There’s a sort of interweaving of virtual life and real life. I haven’t made any virtual enemies that I know of although there have been a few virtual tiffs. I have run across a few virtual predators, mostly harmless. In my case, early on, it was teenage boy trying to connect with a female, any female. The usual line was “I LIKE older women.”
I don’t get hit on too much. Guess I’m not cyber cute and a little too inclined to say, “Well, you’re being silly, aren’t you?”
In the pre-Internet days in my home town things worked a little bit differently, socially. I remember that sometime after my mother became a widow she was paid a visit by a older farmer, also widowed. He came to see if he could have some of her corn stalks from the back garden for his pigs. She gladly gave consent for him to take the stalks but did not encourage him by asking him to come in and sit for a spell. He came back a few more times and finally admitted that he had absolutely no need for corn stalks as he had plenty of his own. He just thought she might fancy a ‘nice, clean old man’ as a suitor.
People Google me or find me through my Podcasts and write to me. A young gentleman in England, interested in magick because of the current Harry Potter craze, wrote to me. I have a Podcast on Magick with a ‘k’ on the end. He found it and we corresponded a bit. I’m not out to sell anything in the magickal line, so I just warned him politely about some of the attendant dangers and pitfalls accompanying the craft of ritual magick.
That Podcast on Magick got over 4,000 hits in July 2007, which is a lot for me, not for someone else, but a lot for me. The popularity will pass. The hits corresponded with the release of the last Harry Potter book. These things go through phases.
Speaking of magic, with or without a ‘k’ on the end, I remember a sleazy stringer for “The Toronto Globe” newspaper, a so-called Christian, who wrote a ‘tell all’ piece of slanted journalism that appeared prominently in the weekend paper. He had lurked and listened on a Pagan Bulletin Board System I frequented. (BBSs were popular back then.) He then wrote a opinion piece, coloured by his own religious bias. It was rather nasty. He came back on the system briefly to catch the furor and I organized a “Let’s out-Jesus him and turn the other cheek” campaign. He simply did not know what to do about being forgiven by <gasp> Pagans.

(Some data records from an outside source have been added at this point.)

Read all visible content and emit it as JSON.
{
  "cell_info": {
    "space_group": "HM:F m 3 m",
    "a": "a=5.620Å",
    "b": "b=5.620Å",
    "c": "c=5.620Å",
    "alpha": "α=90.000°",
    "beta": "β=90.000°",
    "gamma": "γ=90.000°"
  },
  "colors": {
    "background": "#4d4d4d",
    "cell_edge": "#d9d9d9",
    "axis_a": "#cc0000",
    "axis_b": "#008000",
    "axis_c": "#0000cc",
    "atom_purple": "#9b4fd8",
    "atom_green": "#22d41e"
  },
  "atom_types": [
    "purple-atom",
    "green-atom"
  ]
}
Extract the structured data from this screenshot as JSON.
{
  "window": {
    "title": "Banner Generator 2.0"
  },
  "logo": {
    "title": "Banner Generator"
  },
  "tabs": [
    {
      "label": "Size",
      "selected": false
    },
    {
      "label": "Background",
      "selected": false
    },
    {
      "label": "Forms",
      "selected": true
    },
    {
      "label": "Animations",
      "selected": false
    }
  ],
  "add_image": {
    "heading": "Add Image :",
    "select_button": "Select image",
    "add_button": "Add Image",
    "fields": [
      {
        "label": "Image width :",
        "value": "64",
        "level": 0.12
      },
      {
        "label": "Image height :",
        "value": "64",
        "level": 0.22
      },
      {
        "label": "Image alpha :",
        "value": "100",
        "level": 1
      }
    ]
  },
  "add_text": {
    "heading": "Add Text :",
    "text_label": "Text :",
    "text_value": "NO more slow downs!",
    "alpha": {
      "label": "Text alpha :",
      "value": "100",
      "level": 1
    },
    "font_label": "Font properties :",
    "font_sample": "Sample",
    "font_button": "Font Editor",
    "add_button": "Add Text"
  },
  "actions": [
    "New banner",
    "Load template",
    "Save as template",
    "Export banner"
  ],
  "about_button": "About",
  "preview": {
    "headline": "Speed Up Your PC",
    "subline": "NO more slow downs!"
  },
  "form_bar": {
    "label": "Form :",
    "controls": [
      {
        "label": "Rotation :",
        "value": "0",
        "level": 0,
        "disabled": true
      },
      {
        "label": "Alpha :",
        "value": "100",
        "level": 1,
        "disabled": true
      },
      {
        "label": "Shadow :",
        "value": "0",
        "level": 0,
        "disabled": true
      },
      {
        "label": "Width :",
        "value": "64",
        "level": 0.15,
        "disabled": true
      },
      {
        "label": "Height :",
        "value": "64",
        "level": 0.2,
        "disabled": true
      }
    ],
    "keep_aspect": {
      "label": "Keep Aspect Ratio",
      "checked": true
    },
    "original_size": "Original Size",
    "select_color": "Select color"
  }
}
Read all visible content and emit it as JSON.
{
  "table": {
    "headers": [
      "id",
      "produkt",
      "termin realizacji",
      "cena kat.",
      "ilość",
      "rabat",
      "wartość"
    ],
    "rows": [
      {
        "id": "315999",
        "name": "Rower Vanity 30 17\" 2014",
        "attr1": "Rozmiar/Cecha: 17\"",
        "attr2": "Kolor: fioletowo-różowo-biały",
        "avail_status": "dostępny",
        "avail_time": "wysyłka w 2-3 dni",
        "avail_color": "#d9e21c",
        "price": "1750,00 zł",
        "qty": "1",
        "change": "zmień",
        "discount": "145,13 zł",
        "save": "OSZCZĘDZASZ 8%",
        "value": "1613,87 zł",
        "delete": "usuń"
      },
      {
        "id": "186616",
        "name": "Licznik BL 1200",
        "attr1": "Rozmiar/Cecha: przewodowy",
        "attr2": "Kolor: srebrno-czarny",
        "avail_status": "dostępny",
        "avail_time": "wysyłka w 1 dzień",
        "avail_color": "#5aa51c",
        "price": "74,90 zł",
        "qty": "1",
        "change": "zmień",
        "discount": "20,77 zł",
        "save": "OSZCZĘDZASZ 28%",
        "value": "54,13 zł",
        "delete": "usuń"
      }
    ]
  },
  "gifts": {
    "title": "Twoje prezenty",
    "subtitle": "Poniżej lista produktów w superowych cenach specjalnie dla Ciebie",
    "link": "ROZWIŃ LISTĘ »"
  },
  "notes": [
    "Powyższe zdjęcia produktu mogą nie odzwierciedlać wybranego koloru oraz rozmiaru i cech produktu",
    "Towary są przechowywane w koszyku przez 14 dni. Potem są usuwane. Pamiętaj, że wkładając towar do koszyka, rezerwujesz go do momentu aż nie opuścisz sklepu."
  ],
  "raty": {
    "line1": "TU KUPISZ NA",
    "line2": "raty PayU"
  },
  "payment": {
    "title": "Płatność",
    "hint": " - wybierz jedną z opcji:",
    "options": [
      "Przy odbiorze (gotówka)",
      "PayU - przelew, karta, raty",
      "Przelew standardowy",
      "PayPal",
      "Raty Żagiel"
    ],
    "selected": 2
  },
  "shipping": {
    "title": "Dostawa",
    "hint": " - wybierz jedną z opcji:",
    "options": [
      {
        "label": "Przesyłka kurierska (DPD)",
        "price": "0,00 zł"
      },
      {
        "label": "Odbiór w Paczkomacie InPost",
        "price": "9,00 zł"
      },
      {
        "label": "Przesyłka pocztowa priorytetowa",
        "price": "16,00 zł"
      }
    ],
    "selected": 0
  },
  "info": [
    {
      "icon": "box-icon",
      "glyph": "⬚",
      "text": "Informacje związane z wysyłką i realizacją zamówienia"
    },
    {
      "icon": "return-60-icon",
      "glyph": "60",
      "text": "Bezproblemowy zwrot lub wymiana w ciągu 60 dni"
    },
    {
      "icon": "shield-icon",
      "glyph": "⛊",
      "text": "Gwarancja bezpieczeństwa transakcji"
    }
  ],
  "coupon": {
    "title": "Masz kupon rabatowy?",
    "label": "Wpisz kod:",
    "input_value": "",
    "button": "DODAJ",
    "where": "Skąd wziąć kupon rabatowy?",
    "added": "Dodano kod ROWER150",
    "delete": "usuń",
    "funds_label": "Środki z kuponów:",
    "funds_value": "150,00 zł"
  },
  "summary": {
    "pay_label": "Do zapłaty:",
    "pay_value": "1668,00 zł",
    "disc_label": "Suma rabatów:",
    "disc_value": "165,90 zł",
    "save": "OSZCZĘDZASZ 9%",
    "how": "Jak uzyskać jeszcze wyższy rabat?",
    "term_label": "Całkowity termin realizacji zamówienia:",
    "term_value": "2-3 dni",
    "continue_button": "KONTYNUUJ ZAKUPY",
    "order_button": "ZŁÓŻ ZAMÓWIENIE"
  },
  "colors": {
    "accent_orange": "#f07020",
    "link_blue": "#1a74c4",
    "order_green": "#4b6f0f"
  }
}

I have a daughter in Montreal and we don’t always get along in real life but through cyberspace we manage, now and again, to connect and share news. There we form a relationship that doesn’t exist in real life, only online, but still, we’re connected.
If there is any point to this somewhat rambling discourse, it is to say that cyberspace has interconnected with my life. It’s real. I am part of a global community connected by the gossamer strands of email and Internet links.